Borse su dopo le elezioni USA: Forte recupero dei listini, salgono anche oro ed Euro

MERCATI AZIONARIO

Il sell off visto la precedente settimana e causato dall’espandersi globale della diffusione del Covid-19 ha avuto un inaspettato seguito nell’ottava appena conclusa, con gli indici in forte recupero in tutte le aree geografiche. Quelle che erano tutte le preoccupazioni circa l’impatto dei lockdown decisi dai governi (soprattutto in Europa) hanno lasciato il posto al grande evento atteso per questa settimana, le elezioni negli Stati Uniti.

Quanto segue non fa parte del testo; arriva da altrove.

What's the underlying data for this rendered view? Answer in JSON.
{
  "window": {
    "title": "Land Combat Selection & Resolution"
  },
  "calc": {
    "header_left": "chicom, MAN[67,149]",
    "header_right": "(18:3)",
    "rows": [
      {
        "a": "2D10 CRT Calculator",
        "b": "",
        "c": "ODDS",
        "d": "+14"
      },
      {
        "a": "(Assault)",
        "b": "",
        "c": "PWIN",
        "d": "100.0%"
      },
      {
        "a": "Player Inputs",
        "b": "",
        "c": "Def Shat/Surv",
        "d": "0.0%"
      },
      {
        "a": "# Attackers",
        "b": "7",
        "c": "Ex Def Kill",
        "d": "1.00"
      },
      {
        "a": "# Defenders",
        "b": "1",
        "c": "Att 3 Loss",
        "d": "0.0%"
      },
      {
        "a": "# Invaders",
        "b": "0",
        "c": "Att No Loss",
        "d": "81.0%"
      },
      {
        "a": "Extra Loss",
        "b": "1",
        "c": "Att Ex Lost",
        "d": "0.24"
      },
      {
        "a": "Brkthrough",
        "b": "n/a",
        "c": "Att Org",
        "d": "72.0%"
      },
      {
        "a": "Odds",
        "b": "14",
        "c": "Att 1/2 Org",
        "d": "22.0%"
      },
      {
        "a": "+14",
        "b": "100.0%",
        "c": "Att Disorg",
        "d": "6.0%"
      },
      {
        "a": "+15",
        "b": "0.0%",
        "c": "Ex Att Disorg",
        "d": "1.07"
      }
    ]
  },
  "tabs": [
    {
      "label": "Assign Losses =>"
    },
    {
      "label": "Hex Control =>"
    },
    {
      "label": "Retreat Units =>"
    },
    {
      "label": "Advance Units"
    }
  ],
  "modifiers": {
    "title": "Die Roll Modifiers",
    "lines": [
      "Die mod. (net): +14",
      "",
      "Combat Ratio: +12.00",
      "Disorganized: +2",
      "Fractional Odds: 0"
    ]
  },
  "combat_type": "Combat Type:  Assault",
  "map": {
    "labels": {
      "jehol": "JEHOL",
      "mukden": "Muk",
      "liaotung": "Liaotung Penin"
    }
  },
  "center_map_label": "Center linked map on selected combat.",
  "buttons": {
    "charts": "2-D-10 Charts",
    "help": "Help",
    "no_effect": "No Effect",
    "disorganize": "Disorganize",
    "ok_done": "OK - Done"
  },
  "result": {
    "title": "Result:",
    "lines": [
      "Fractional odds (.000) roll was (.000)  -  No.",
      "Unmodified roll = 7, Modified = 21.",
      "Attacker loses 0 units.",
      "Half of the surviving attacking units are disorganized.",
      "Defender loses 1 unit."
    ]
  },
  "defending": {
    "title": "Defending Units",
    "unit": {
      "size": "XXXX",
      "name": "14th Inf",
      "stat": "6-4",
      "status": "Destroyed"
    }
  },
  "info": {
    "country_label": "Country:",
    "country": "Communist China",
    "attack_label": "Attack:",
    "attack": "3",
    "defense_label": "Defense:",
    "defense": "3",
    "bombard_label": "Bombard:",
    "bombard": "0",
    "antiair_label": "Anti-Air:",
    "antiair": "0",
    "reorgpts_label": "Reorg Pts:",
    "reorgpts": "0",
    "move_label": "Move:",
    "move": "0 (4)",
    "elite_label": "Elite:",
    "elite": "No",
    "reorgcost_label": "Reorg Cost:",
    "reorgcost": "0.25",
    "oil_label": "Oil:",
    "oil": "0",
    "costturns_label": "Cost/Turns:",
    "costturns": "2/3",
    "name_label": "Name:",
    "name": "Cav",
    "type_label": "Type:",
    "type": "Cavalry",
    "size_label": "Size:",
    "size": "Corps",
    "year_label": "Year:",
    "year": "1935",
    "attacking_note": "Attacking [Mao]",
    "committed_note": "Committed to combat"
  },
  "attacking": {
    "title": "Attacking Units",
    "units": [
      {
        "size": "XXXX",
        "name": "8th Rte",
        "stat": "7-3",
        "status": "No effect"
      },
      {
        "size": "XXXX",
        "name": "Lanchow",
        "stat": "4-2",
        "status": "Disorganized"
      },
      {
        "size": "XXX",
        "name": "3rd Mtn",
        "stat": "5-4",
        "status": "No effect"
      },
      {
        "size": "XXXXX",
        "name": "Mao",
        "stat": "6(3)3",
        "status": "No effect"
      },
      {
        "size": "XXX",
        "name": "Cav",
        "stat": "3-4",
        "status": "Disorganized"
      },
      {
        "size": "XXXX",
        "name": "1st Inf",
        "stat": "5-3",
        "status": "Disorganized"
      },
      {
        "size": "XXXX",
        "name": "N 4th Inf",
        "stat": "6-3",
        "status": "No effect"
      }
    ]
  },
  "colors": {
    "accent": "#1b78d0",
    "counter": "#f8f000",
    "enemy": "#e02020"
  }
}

Anche su questo tema, anche se in misura minore, tra gli operatori di mercato era serpeggiata una forma di prudenza, vista l’incertezza dell’esito elettorale. Misure di controllo del rischio di portafoglio quasi normali nell’attuale contesto di mercato, mentre gli aspetti legati al Covid sono apparsi più concreti, visto che la seconda ondata globale minaccia ‘fisicamente’ la ripresa economica. L’esito elettorale americano, se pur molto incerto fin dalle prime rilevazioni e anche se caratterizzato dall’aizzarsi dei toni tra democratici e repubblicani, ha fin da subito trovato i favori del mercato.

Le spiegazioni ex-post sono state molteplici e sono anche cambiate man mano che le proiezioni davano in vantaggio l’uno o l’altro candidato. Dapprima le borse avrebbero apprezzato una riconferma di Trump, successivamente avrebbero visto con favore anche una presidenza Biden accompagnata però da diversi ‘colori’ tra Camera e Senato. L’esercizio di trovare una spiegazione razionale agli eventi e alle dinamiche di borsa è affascinante ma improduttivo. La difficoltà di intercettare a relazioni causa-effetto di breve è probabilmente dovuta al fatto che i mercati, in questo momento, sono interessati davvero a macro temi più importanti, dove la politica può interferire solo con il rumore delle notizie.

Un complessivo status quo politico, quindi, è ben accetto dagli operatori finanziari, quale sia la formula, con l’importante obbligo di supportare quella ripresa che dopo il crash economico dei primi 6 mesi, si è faticosamente avviata. Una ripresa che poggia ovviamente anche sull’incondizionato supporto delle banche centrali, ormai da diversi mesi impegnate a offrire ampi margini di sicurezza tanto all’equity, tanto al mercato del credito.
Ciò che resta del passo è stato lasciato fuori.